Deflating the AI Bubble
Angèle Christin, Affiliate Professor of Communication and Stanford HAI Senior Fellow
The billboards in San Francisco say all of it: AI in all places!!! For every little thing!!! On a regular basis!!! The marginally manic tone of those ads offers a way of the hopes – and immense investments – positioned in generative AI and AI brokers.
Up to now, monetary markets and massive tech corporations have doubled down on AI, spending large quantities of cash and human capital, and constructing gargantuan computing infrastructures to maintain AI development and improvement. But already there are indicators that AI could not accomplish every little thing we hope it should. There are additionally hints that AI, in some circumstances, can misdirect, deskill, and hurt folks. And there may be knowledge displaying that the present buildout of AI comes with large environmental prices.
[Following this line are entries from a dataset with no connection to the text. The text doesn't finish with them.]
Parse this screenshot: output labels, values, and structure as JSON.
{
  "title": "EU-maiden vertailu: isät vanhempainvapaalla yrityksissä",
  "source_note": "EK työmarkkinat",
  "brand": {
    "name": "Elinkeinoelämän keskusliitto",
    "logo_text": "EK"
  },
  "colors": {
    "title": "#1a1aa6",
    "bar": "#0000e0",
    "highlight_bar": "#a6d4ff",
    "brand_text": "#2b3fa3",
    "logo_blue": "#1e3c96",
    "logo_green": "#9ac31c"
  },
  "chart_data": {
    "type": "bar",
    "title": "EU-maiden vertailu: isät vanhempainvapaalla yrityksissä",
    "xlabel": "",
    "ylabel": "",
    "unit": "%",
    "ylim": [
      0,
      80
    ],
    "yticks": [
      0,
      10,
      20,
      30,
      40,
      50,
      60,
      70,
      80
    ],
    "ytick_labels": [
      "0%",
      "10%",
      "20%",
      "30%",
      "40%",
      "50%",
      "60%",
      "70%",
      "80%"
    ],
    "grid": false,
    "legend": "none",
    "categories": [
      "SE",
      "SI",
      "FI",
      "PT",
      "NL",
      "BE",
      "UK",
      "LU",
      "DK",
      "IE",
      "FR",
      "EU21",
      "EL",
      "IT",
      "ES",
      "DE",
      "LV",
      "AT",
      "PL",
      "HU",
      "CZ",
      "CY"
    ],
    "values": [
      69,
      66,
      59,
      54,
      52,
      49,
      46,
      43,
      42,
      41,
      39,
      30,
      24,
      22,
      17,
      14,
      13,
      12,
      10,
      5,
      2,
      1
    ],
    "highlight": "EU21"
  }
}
I count on that we’ll see extra realism about what we will count on from AI. AI is a unbelievable device for some duties and processes; it’s a problematic one for others (hi there, college students producing closing essays with out doing the readings!). In lots of circumstances, the influence of AI is more likely to be average: some effectivity and creativity achieve right here, some additional labor and tedium there. I’m significantly excited to see extra fine-grained empirical research of what AI does and what it can’t do. This isn’t essentially the bubble popping, however the bubble may not be getting a lot greater.
A “ChatGPT Second” for AI in Medication
Curtis Langlotz, Professor of Radiology, of Medication, and of Biomedical Knowledge Science, Senior Affiliate Vice Provost for Analysis, and Stanford HAI Senior Fellow
Till not too long ago, growing medical AI fashions was extraordinarily costly, requiring coaching knowledge labeled by well-paid medical consultants (for instance, labeling a mammogram as both benign or malignant). New self-supervised machine studying strategies, now broadly utilized by the builders of business chatbots, don’t require labels and have dramatically lowered the price of medical AI mannequin coaching.
Medical AI researchers have been slower to assemble the huge datasets wanted to capitalize on self-supervision due to the necessity to protect the privateness of affected person knowledge. However self-supervised studying from considerably smaller datasets has proven promise in radiology, pathology, ophthalmology, dermatology, oncology, cardiology, and many different areas of biomedicine.
Many people will keep in mind the magic second once we found the unimaginable capabilities of chatbots educated with self-supervision. We’ll quickly see an analogous “ChatGPT second” for AI in medication, when AI fashions are educated on large high-quality healthcare knowledge rivaling the dimensions of knowledge used to coach chatbots. These new biomedical basis fashions will increase the accuracy of medical AI methods and can allow new instruments that diagnose uncommon and unusual ailments for which coaching datasets are scarce.